Rojali dan Rohana Bukanlah Teman Apalagi Keluarga, Tapi Sudah Tenar Sejak Dulu
Ekonomi Bisnis

Rojali dan Rohana beberapa hari belakangan cukup mencuri perhatian.
Dua istilah ini mampu memberi dampak signifikan bagi pusat perbelanjaan di tanah air.
Rojali dan Rohana bukanlah teman apalagi keluarga melainkan istilah yang hadir di tengah lesunya daya beli masyarakat.
Baca Juga: Fenomena Rojali dan Rohana Terus 'Menggema' Istana Akhirnya Bersuara: Jangan Jadikan Lelucon!
Rojali atau 'rombongan jarang beli' dan Rohana yakni 'rombongan hanya nanya' menjadi fenomena yang mewarnai sisi lain dari pusat perbelanjaan di Indonesia.
Ternyata dua fenonema Rojali dan Rohana bukanlah hal baru.
Baca Juga: Mal Ciputra di Jakbar Kebakaran, Diduga Akibat Korsleting
Rojali dan Rohana Sudah Tenar Sejak Dulu
Menteri Perdagangan (Mendag), Budi Santoso. [Instagram]

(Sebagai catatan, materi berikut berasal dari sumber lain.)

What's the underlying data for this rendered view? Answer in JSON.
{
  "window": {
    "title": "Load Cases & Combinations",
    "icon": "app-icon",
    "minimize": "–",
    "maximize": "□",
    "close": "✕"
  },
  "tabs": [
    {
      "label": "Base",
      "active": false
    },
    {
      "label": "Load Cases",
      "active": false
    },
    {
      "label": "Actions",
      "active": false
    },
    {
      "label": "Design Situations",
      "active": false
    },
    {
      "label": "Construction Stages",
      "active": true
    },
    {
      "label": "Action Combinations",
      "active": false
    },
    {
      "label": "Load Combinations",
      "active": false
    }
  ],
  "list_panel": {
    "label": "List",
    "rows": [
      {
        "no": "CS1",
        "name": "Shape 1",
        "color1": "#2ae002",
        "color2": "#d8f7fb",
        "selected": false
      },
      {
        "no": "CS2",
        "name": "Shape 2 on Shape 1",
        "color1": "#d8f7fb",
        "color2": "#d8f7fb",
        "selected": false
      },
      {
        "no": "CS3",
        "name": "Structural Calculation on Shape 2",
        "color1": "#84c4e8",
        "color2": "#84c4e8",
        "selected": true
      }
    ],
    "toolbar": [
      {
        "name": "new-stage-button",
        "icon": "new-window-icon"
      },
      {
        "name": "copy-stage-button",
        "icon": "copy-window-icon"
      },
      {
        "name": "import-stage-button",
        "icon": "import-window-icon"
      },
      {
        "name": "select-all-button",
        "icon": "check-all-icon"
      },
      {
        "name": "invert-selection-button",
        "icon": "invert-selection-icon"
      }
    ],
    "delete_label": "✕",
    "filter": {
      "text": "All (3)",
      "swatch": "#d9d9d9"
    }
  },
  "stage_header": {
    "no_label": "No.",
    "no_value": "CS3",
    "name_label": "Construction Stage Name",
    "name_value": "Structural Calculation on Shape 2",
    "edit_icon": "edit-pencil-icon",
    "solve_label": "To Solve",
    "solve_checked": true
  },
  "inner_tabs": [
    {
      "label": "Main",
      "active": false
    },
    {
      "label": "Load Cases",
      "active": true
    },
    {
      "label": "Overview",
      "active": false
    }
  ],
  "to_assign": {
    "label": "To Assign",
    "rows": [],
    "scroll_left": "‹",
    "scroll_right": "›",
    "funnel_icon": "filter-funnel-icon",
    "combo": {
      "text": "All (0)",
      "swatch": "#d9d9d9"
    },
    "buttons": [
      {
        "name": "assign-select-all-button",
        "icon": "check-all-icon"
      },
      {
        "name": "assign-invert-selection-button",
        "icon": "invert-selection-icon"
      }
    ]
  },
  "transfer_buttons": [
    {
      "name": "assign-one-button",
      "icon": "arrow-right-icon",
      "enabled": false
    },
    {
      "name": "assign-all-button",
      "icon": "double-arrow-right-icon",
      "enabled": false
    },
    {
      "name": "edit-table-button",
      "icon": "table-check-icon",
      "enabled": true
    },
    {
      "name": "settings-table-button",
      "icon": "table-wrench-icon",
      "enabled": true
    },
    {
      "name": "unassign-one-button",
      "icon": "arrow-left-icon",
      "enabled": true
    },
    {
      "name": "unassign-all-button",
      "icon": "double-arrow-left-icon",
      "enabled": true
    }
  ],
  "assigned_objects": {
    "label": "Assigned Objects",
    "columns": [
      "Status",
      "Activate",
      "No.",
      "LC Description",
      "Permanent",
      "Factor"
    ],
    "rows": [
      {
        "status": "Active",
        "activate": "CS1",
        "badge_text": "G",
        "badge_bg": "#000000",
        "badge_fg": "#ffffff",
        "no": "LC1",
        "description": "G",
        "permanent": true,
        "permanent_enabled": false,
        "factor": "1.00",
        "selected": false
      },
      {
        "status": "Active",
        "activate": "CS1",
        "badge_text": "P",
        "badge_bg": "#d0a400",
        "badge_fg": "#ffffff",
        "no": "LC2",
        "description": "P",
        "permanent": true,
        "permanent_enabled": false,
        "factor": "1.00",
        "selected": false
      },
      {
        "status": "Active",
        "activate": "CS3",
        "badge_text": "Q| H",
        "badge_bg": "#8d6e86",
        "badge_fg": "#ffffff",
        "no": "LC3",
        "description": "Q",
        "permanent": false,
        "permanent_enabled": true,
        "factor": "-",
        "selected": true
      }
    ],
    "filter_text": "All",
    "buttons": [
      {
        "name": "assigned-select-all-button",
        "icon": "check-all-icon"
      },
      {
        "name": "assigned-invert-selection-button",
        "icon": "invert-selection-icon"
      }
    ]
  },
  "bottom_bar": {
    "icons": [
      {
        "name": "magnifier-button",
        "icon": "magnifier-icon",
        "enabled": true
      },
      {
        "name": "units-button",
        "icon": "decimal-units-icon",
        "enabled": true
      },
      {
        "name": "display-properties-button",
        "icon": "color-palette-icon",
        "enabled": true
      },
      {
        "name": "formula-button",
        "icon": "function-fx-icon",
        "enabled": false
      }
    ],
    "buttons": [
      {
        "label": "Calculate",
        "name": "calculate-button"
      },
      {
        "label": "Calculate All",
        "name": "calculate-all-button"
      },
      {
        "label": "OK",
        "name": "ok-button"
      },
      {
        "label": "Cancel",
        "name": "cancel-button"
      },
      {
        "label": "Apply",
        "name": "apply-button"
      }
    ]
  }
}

Hal itu disampaikan Menteri Perdagangan (Mendag), Budi Santoso.
Menurutnya, masyarakat bebas memilih untuk membeli barang secara daring (online) atau luring (offline), termasuk melihat barang di mal sebelum memutuskan membeli lewat platform e-commerce.
“Kan kita bebas. Mau beli di online atau offline, itu hak konsumen. Dari dulu juga ada fenomena seperti ini,” ujar Budi di Jakarta, Rabu (23/7/2025) kemarin.
Budi menilai, keinginan konsumen untuk melihat produk secara langsung sebelum membeli adalah hal wajar, terutama untuk memastikan keaslian, kualitas, dan harga.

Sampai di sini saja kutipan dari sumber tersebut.